Henryk Urbański | Z prezesem Budimexu Nieruchomości i wiceprezesem Budimexu rozmawia Adam Roguski

Aktualizacja: 02.08.2016 07:38 Publikacja: 02.08.2016 06:00

Koniunktura wciąż sprzyja deweloperom

Foto: Archiwum

Ten rok zapowiada się jako rekordowy dla branży deweloperskiej, jeśli się weźmie pod uwagę wyniki sprzedaży lokali po I półroczu. Jednak sprzedaż Budimexu Nieruchomości skurczyła się o 34 proc. wobec I połowy 2015 r.

Podtrzymujemy, że w bieżącym roku chcielibyśmy sprzedać 1,5–1,7 tys. mieszkań wobec 1,92 tys. rok wcześniej. Spadek wynika z tego, że w zeszłym roku mieliśmy rozpędzoną sprzedaż lokali w dużym, wieloetapowym projekcie Nowe Czyżyny w Krakowie, a dziś jest on praktycznie wyprzedany. Mamy tym samym mniej projektów w realizacji, m.in. z powodu opóźnień w uzyskiwaniu pozwoleń administracyjnych.

W ofercie na koniec czerwca mieliśmy około 800 lokali, nie jest to dużo, ale liczymy, że w II połowie roku podwoimy tę liczbę.

Jakie projekty są w przygotowaniu?

Szykujemy trzy–cztery projekty w Warszawie, dwa w Gdańsku, jeden w Poznaniu i być może kolejne etapy inwestycji w Krakowie.

Projekt warszawski, który w tym roku trafi na rynek, to osiedle na Żoliborzu. Kolejne osiedla w Warszawie planowane są na Woli i na Mokotowie – jedno z nich to kontynuacja osiedla Wiślany Mokotów przy ul. Bluszczańskiej.

W Gdańsku na przełomie tego i przyszłego roku planujemy rozpoczęcie dwóch projektów: pierwszy to osiedle Na Zaspie, w al. Jana Pawła II, drugi – przy ul. Długie Ogrody. Trwają ostatnie prace projektowe i przygotowawcze.

W Poznaniu ruszamy z budową osiedla przy ul. Gąsiorowskich na Łazarzu. Projekt ciekawy architektonicznie, nawiązujący do kamienicznej, śródmiejskiej zabudowy.

Jakie plany, jeśli chodzi o sprzedaż mieszkań, macie na kolejny rok?

Niedługo przystąpimy do prac nad budżetem.
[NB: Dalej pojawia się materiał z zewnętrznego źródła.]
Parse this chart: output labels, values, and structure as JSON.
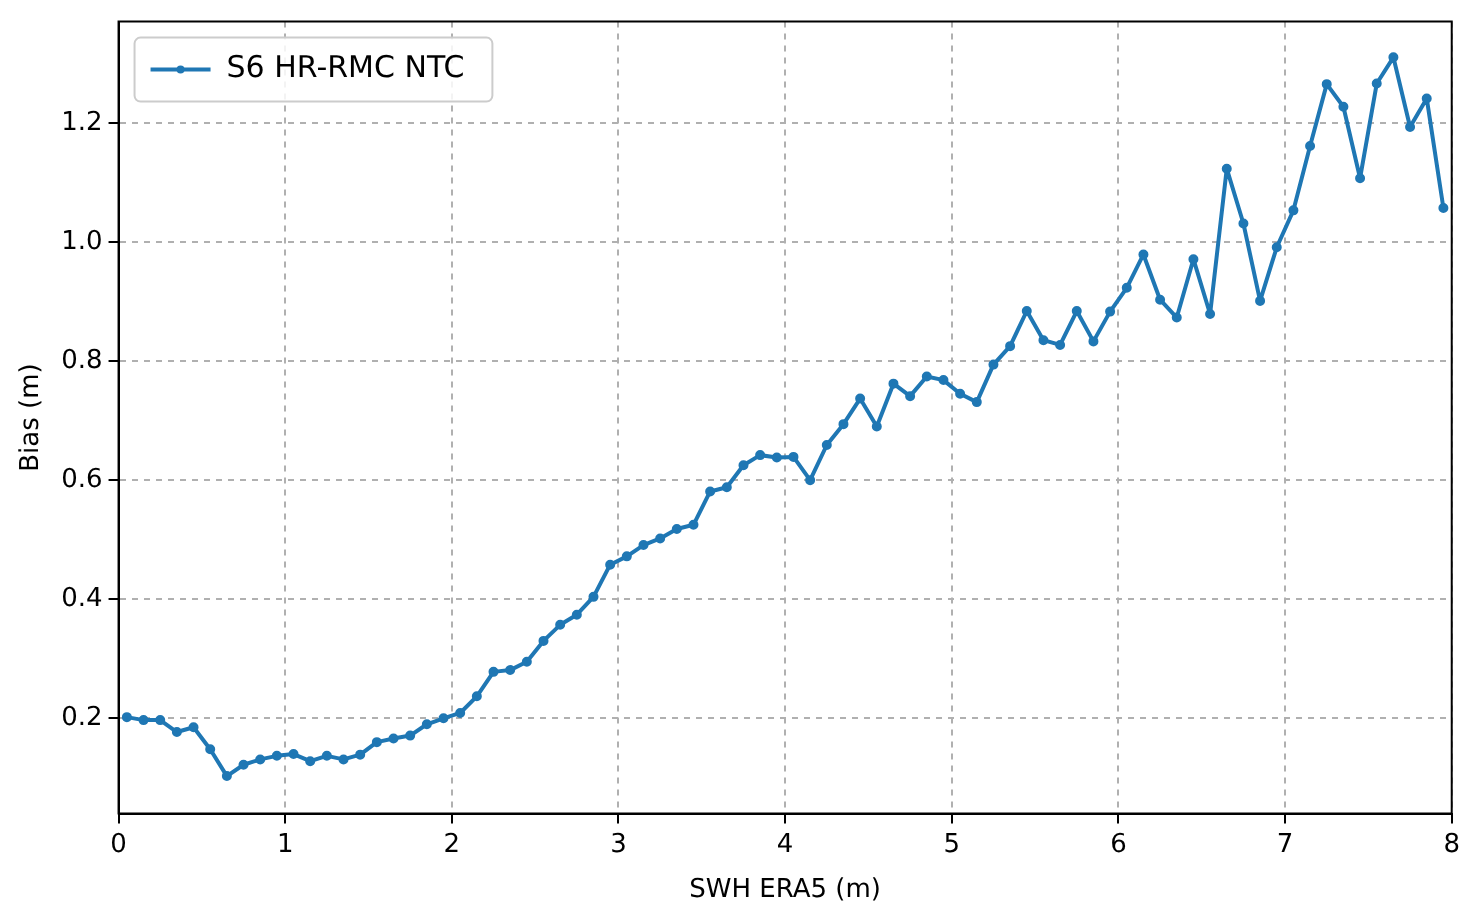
{
  "chart_data": {
    "type": "line",
    "xlabel": "SWH ERA5 (m)",
    "ylabel": "Bias (m)",
    "legend": "top left",
    "grid": true,
    "marker": "circle",
    "line_style": "solid",
    "xlim": [
      0,
      8
    ],
    "xticks": [
      0,
      1,
      2,
      3,
      4,
      5,
      6,
      7,
      8
    ],
    "ylim": [
      0.04,
      1.37
    ],
    "yticks": [
      {
        "value": 0.2,
        "label": "0.2"
      },
      {
        "value": 0.4,
        "label": "0.4"
      },
      {
        "value": 0.6,
        "label": "0.6"
      },
      {
        "value": 0.8,
        "label": "0.8"
      },
      {
        "value": 1.0,
        "label": "1.0"
      },
      {
        "value": 1.2,
        "label": "1.2"
      }
    ],
    "x": [
      0.05,
      0.15,
      0.25,
      0.35,
      0.45,
      0.55,
      0.65,
      0.75,
      0.85,
      0.95,
      1.05,
      1.15,
      1.25,
      1.35,
      1.45,
      1.55,
      1.65,
      1.75,
      1.85,
      1.95,
      2.05,
      2.15,
      2.25,
      2.35,
      2.45,
      2.55,
      2.65,
      2.75,
      2.85,
      2.95,
      3.05,
      3.15,
      3.25,
      3.35,
      3.45,
      3.55,
      3.65,
      3.75,
      3.85,
      3.95,
      4.05,
      4.15,
      4.25,
      4.35,
      4.45,
      4.55,
      4.65,
      4.75,
      4.85,
      4.95,
      5.05,
      5.15,
      5.25,
      5.35,
      5.45,
      5.55,
      5.65,
      5.75,
      5.85,
      5.95,
      6.05,
      6.15,
      6.25,
      6.35,
      6.45,
      6.55,
      6.65,
      6.75,
      6.85,
      6.95,
      7.05,
      7.15,
      7.25,
      7.35,
      7.45,
      7.55,
      7.65,
      7.75,
      7.85,
      7.95
    ],
    "series": [
      {
        "name": "S6 HR-RMC NTC",
        "color": "#1f77b4",
        "values": [
          0.202,
          0.197,
          0.197,
          0.177,
          0.185,
          0.148,
          0.103,
          0.122,
          0.131,
          0.137,
          0.14,
          0.128,
          0.137,
          0.131,
          0.139,
          0.16,
          0.166,
          0.171,
          0.19,
          0.2,
          0.209,
          0.237,
          0.278,
          0.281,
          0.295,
          0.33,
          0.357,
          0.374,
          0.404,
          0.458,
          0.472,
          0.491,
          0.502,
          0.518,
          0.525,
          0.581,
          0.588,
          0.625,
          0.642,
          0.638,
          0.639,
          0.6,
          0.659,
          0.694,
          0.737,
          0.69,
          0.762,
          0.741,
          0.774,
          0.768,
          0.745,
          0.731,
          0.794,
          0.825,
          0.884,
          0.835,
          0.827,
          0.884,
          0.833,
          0.883,
          0.923,
          0.979,
          0.903,
          0.873,
          0.971,
          0.879,
          1.123,
          1.031,
          0.901,
          0.991,
          1.053,
          1.161,
          1.265,
          1.227,
          1.107,
          1.266,
          1.31,
          1.193,
          1.241,
          1.057
        ]
      }
    ]
  }
}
Plany determinowane są przez bank ziemi. W tym roku wydaliśmy na grunty ponad 150 mln zł, w całym roku przewidywaliśmy inwestycje na poziomie 200 mln zł. Jest jednak duża presja na ceny nieruchomości – a my nie mamy w zwyczaju kupować za każdą cenę.
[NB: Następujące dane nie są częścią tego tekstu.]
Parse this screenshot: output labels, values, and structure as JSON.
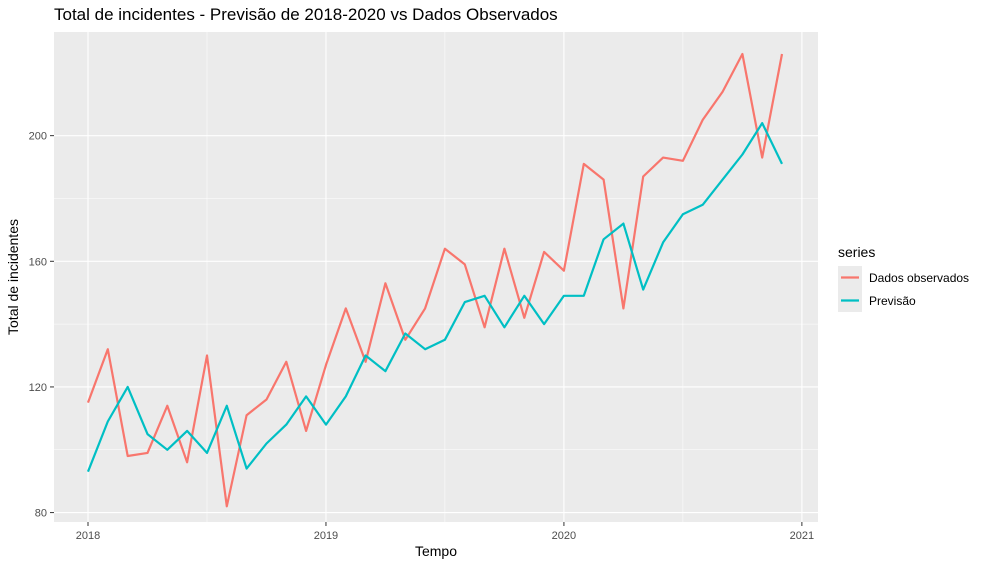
{
  "chart_data": {
    "type": "line",
    "title": "Total de incidentes - Previsão de 2018-2020 vs Dados Observados",
    "xlabel": "Tempo",
    "ylabel": "Total de incidentes",
    "x": [
      "2018-01",
      "2018-02",
      "2018-03",
      "2018-04",
      "2018-05",
      "2018-06",
      "2018-07",
      "2018-08",
      "2018-09",
      "2018-10",
      "2018-11",
      "2018-12",
      "2019-01",
      "2019-02",
      "2019-03",
      "2019-04",
      "2019-05",
      "2019-06",
      "2019-07",
      "2019-08",
      "2019-09",
      "2019-10",
      "2019-11",
      "2019-12",
      "2020-01",
      "2020-02",
      "2020-03",
      "2020-04",
      "2020-05",
      "2020-06",
      "2020-07",
      "2020-08",
      "2020-09",
      "2020-10",
      "2020-11",
      "2020-12"
    ],
    "x_ticks": [
      "2018",
      "2019",
      "2020",
      "2021"
    ],
    "y_ticks": [
      80,
      120,
      160,
      200
    ],
    "ylim": [
      77,
      233
    ],
    "legend_title": "series",
    "legend_position": "right",
    "grid": true,
    "series": [
      {
        "name": "Dados observados",
        "color": "#F8766D",
        "values": [
          115,
          132,
          98,
          99,
          114,
          96,
          130,
          82,
          111,
          116,
          128,
          106,
          127,
          145,
          128,
          153,
          135,
          145,
          164,
          159,
          139,
          164,
          142,
          163,
          157,
          191,
          186,
          145,
          187,
          193,
          192,
          205,
          214,
          226,
          193,
          226
        ]
      },
      {
        "name": "Previsão",
        "color": "#00BFC4",
        "values": [
          93,
          109,
          120,
          105,
          100,
          106,
          99,
          114,
          94,
          102,
          108,
          117,
          108,
          117,
          130,
          125,
          137,
          132,
          135,
          147,
          149,
          139,
          149,
          140,
          149,
          149,
          167,
          172,
          151,
          166,
          175,
          178,
          186,
          194,
          204,
          191
        ]
      }
    ]
  }
}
W jakich miastach rozglądacie się za gruntami?

We wszystkich, w których jesteśmy obecni, a więc w Warszawie, Poznaniu, Krakowie i Gdańsku. Przyglądamy się także rynkowi we Wrocławiu. A jest to rynek bardzo dobrze rozwinięty, dojrzały i stabilny. Przyszedł więc czas, aby się tam pojawić.

Czy wejście do Wrocławia możliwe jest w tym roku czy w przyszłym?

Trudno jednoznacznie zadeklarować. Ze względu na czas niezbędny do przejścia procedur zakupowych będzie to bardziej rok 2017.

Wejście do nowego miasta to zawsze walka o pozycję rynkową. Czy nie myślicie o przejęciu lokalnego dewelopera?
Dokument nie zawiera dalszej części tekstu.